Przyczyny tego zaburzenia nie są do końca poznane, poniższy tekst przedstawia jedynie szereg naukowo udokumentowanych hipotez. Osoby cierpiące na śnieg optyczny powinny poddać się kompleksowemu badaniu okulistycznemu i neurologicznemu.
Nie są do końca poznane, a więc to niekoniecznie musi być wada. Badałem się u okulistów (3 razy) i nie wykryli niczego. Nie mam męt ani szumu usznego. Sądzisz, że się mylę. W takim razie powiedz mi dlaczego mogę to "wyłączyć" (przestać widzieć) i nie mam żadnych objaw, które tam opisali. CT również miałem i nic. Jestem zdrowy. Nie mam innych objawów niż te kropeczki. Uwierz, że na początku rodzice wysłali mnie kilka razy do lekarza, by się upewnić, że nie mam nic z głową. Sam też się zastanawiałem o co chodzi.
W tekście który od ciebie dostałem jest kilka razy wymienione, że niby coś tam wiedzą, ale to TYLKO hipotezy.
I nie myśl sobie, że jestem zachłanny, by wszędzie dostrzegać zjawiska paranormalne.

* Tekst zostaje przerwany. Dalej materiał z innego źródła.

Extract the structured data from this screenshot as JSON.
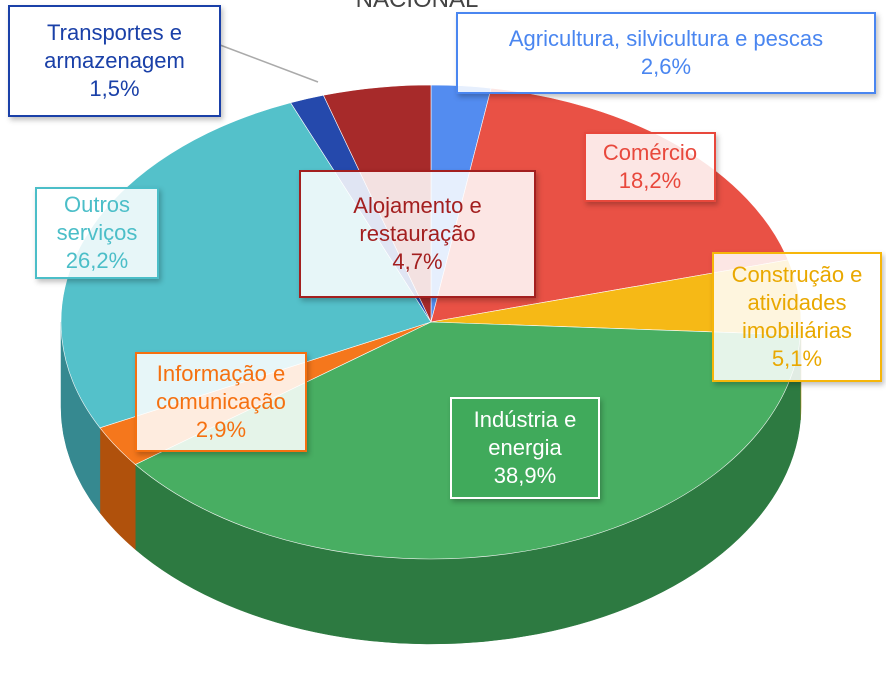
{
  "chart_data": {
    "type": "pie3d",
    "title": "NACIONAL",
    "categories": [
      "Agricultura, silvicultura e pescas",
      "Comércio",
      "Construção e atividades imobiliárias",
      "Indústria e energia",
      "Informação e comunicação",
      "Outros serviços",
      "Transportes e armazenagem",
      "Alojamento e restauração"
    ],
    "values": [
      2.6,
      18.2,
      5.1,
      38.9,
      2.9,
      26.2,
      1.5,
      4.7
    ],
    "value_labels": [
      "2,6%",
      "18,2%",
      "5,1%",
      "38,9%",
      "2,9%",
      "26,2%",
      "1,5%",
      "4,7%"
    ],
    "colors": [
      "#4a86f0",
      "#e8483c",
      "#f6b60a",
      "#3faa5a",
      "#f57010",
      "#4bbec8",
      "#1a40a8",
      "#a31f1f"
    ]
  }
}
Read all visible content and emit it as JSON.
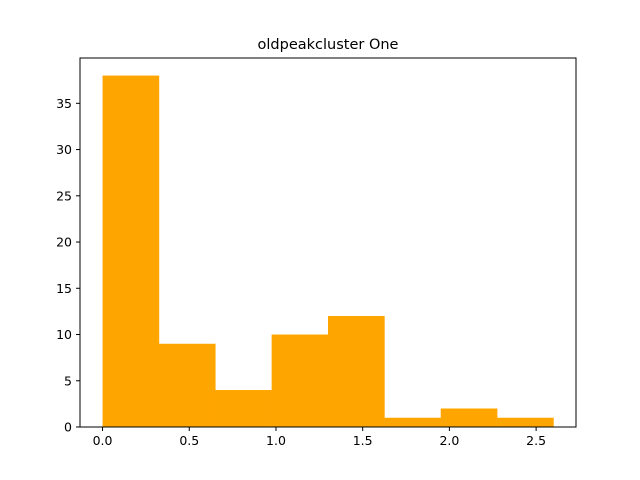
{
  "chart_data": {
    "type": "bar",
    "subtype": "histogram",
    "title": "oldpeakcluster One",
    "xlabel": "",
    "ylabel": "",
    "bin_edges": [
      0.0,
      0.325,
      0.65,
      0.975,
      1.3,
      1.625,
      1.95,
      2.275,
      2.6
    ],
    "values": [
      38,
      9,
      4,
      10,
      12,
      1,
      2,
      1
    ],
    "xlim": [
      -0.13,
      2.73
    ],
    "ylim": [
      0,
      39.9
    ],
    "x_ticks": [
      0.0,
      0.5,
      1.0,
      1.5,
      2.0,
      2.5
    ],
    "x_tick_labels": [
      "0.0",
      "0.5",
      "1.0",
      "1.5",
      "2.0",
      "2.5"
    ],
    "y_ticks": [
      0,
      5,
      10,
      15,
      20,
      25,
      30,
      35
    ],
    "y_tick_labels": [
      "0",
      "5",
      "10",
      "15",
      "20",
      "25",
      "30",
      "35"
    ],
    "bar_color": "#ffa500",
    "grid": false,
    "legend": "none"
  }
}
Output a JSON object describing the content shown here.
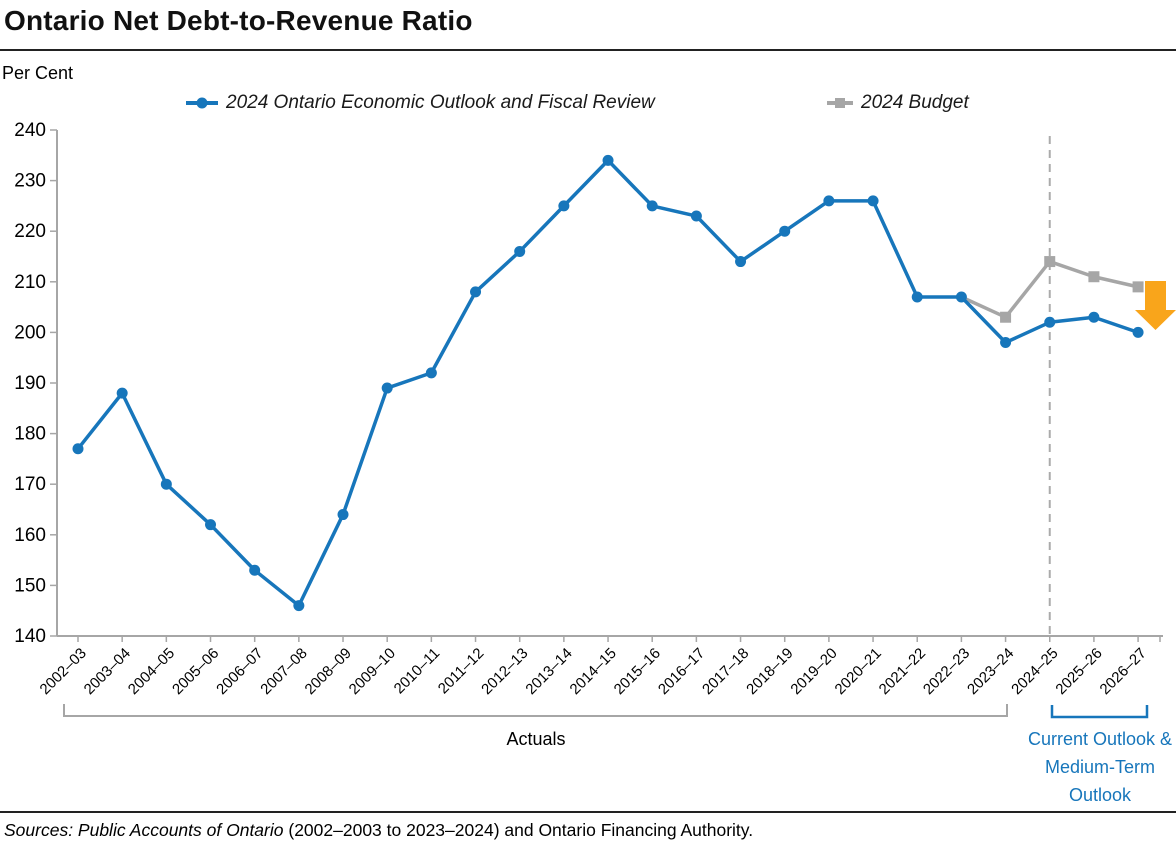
{
  "header": {
    "title": "Ontario Net Debt-to-Revenue Ratio"
  },
  "axis_unit_label": "Per Cent",
  "legend": [
    {
      "label": "2024 Ontario Economic Outlook and Fiscal Review",
      "marker": "circle"
    },
    {
      "label": "2024 Budget",
      "marker": "square"
    }
  ],
  "chart_data": {
    "type": "line",
    "title": "Ontario Net Debt-to-Revenue Ratio",
    "ylabel": "Per Cent",
    "ylim": [
      140,
      240
    ],
    "yticks": [
      140,
      150,
      160,
      170,
      180,
      190,
      200,
      210,
      220,
      230,
      240
    ],
    "grid": false,
    "legend_position": "top",
    "categories": [
      "2002–03",
      "2003–04",
      "2004–05",
      "2005–06",
      "2006–07",
      "2007–08",
      "2008–09",
      "2009–10",
      "2010–11",
      "2011–12",
      "2012–13",
      "2013–14",
      "2014–15",
      "2015–16",
      "2016–17",
      "2017–18",
      "2018–19",
      "2019–20",
      "2020–21",
      "2021–22",
      "2022–23",
      "2023–24",
      "2024–25",
      "2025–26",
      "2026–27"
    ],
    "series": [
      {
        "name": "2024 Ontario Economic Outlook and Fiscal Review",
        "color": "#1776BB",
        "marker": "circle",
        "values": [
          177,
          188,
          170,
          162,
          153,
          146,
          164,
          189,
          192,
          208,
          216,
          225,
          234,
          225,
          223,
          214,
          220,
          226,
          226,
          207,
          207,
          198,
          202,
          203,
          200
        ]
      },
      {
        "name": "2024 Budget",
        "color": "#A6A6A6",
        "marker": "square",
        "skip_first_marker": true,
        "values": [
          null,
          null,
          null,
          null,
          null,
          null,
          null,
          null,
          null,
          null,
          null,
          null,
          null,
          null,
          null,
          null,
          null,
          null,
          null,
          null,
          207,
          203,
          214,
          211,
          209
        ]
      }
    ],
    "divider_at_category": "2024–25",
    "divider_color": "#ABABAB",
    "axis_color": "#A6A6A6"
  },
  "annotations": {
    "actuals": "Actuals",
    "outlook_line1": "Current Outlook &",
    "outlook_line2": "Medium-Term",
    "outlook_line3": "Outlook",
    "arrow_color": "#F9A51B",
    "actuals_bracket_color": "#A6A6A6",
    "outlook_bracket_color": "#1776BB"
  },
  "footer": {
    "sources_italic": "Sources: Public Accounts of Ontario",
    "sources_rest": " (2002–2003 to 2023–2024) and Ontario Financing Authority."
  }
}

Miałem kilka takich przeżyć po których mi przeszło.
I nie wiem czy to ważne, ale ja to widzę zupełnie inaczej niż na tamtej animacji. Tak, uwzględniłem kolor i szybkość tego migotania
Edit: Choć może masz rację i cierpię (akurat! W ogóle nie!) na jakąś rzadką odmianę, którą da się wyłączyć i włączyć kiedy mam ochotę. Przyjmuję więc twój punkt widzenia na tą sprawę i obiektywnie staram się to wyjaśnić. Zapisałem się jeszcze raz do neurologa.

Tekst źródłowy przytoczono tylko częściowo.